The club took on a team from Eastern Washington University and dropped both games of the double header. While losses of 9-8 and 16-7 seem negative on the surface, there are positives for the club team to pull out of this.
“It’s important to get my guys out there and get them experience,” club founder and manager Anthony Strunk said. “It sets the tone for if guys don’t come out and think we’re losing, the morale is going to go down as a team.”
Strunk said that exposure and player participation for the club is as good as he hoped it would be, compared to the last time the club tried to stay as an established organization.
“It’s been way different, a bunch of guys are coming out,” Strunk said. “People see we’re organized, people see we’re playing ball…we just have a good group.”
The on field results haven’t quite come together for the Vandals, also having dropped exhibition games to Montana earlier in the year, though Strunk believes the talent and potential is there heading into the real season which begins in the Spring.
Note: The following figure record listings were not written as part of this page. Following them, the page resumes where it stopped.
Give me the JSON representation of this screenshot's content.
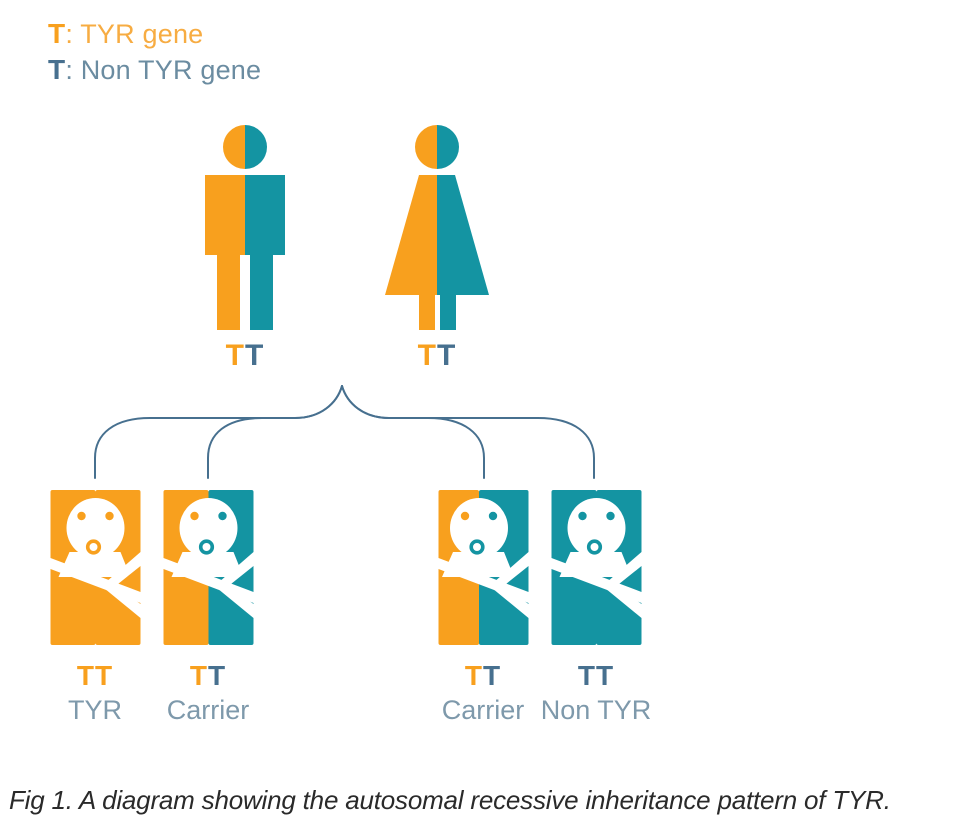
{
  "colors": {
    "orange": "#F8A01E",
    "teal": "#1494A2",
    "slate": "#47708F",
    "label": "#7E99AB",
    "legend_orange": "#F7AC42",
    "legend_gray": "#6B8CA1",
    "connector": "#47708F",
    "caption": "#2A2A2A",
    "white": "#FFFFFF"
  },
  "legend": {
    "items": [
      {
        "allele": "T",
        "text": ": TYR gene",
        "allele_color": "orange",
        "text_color": "legend_orange"
      },
      {
        "allele": "T",
        "text": ": Non TYR gene",
        "allele_color": "slate",
        "text_color": "legend_gray"
      }
    ]
  },
  "parents": [
    {
      "icon": "male-figure-icon",
      "sex": "male",
      "halves": [
        "orange",
        "teal"
      ],
      "genotype": [
        {
          "letter": "T",
          "color": "orange"
        },
        {
          "letter": "T",
          "color": "slate"
        }
      ]
    },
    {
      "icon": "female-figure-icon",
      "sex": "female",
      "halves": [
        "orange",
        "teal"
      ],
      "genotype": [
        {
          "letter": "T",
          "color": "orange"
        },
        {
          "letter": "T",
          "color": "slate"
        }
      ]
    }
  ],
  "children": [
    {
      "icon": "baby-icon",
      "halves": [
        "orange",
        "orange"
      ],
      "split": 0.5,
      "eyes": [
        "orange",
        "orange"
      ],
      "mouth": "orange",
      "genotype": [
        {
          "letter": "T",
          "color": "orange"
        },
        {
          "letter": "T",
          "color": "orange"
        }
      ],
      "label": "TYR"
    },
    {
      "icon": "baby-icon",
      "halves": [
        "orange",
        "teal"
      ],
      "split": 0.5,
      "eyes": [
        "orange",
        "teal"
      ],
      "mouth": "teal",
      "genotype": [
        {
          "letter": "T",
          "color": "orange"
        },
        {
          "letter": "T",
          "color": "slate"
        }
      ],
      "label": "Carrier"
    },
    {
      "icon": "baby-icon",
      "halves": [
        "orange",
        "teal"
      ],
      "split": 0.45,
      "eyes": [
        "orange",
        "teal"
      ],
      "mouth": "teal",
      "genotype": [
        {
          "letter": "T",
          "color": "orange"
        },
        {
          "letter": "T",
          "color": "slate"
        }
      ],
      "label": "Carrier"
    },
    {
      "icon": "baby-icon",
      "halves": [
        "teal",
        "teal"
      ],
      "split": 0.5,
      "eyes": [
        "teal",
        "teal"
      ],
      "mouth": "teal",
      "genotype": [
        {
          "letter": "T",
          "color": "slate"
        },
        {
          "letter": "T",
          "color": "slate"
        }
      ],
      "label": "Non TYR"
    }
  ],
  "caption": "Fig 1. A diagram showing the autosomal recessive inheritance pattern of TYR."
}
“We have more players, with more players comes more talent,” Strunk said. “Right now it’s just playing well as a team and finding the guys that play well with each other and getting them on the field at the same time.”
The players on Eastern even echoed those sentiments.
“I think they’re doing really good, they’re better than a lot of club teams we’ve played in the past,” Cash Ulrich, manager of Eastern, said.
Asked what he believes the team needs to work on to get to where they need to be, Strunk easily noted consistency.
“It’s definitely a weak point right now. I don’t know what I’m going to get out of them every single inning. Some we look phenomenal, some we can’t do anything right, we’ll work at it in practice,” he said.
The Vandals will continue their fall exhibition schedule when they travel to Bellingham, Wash. to take on the Western Washington club team during the weekend of the 21st. The idea for the club is to keep improving and keep looking forward to the spring.
“Our whole team is pretty much a positive thing,” Strunk said. “I think it will be a fun year.”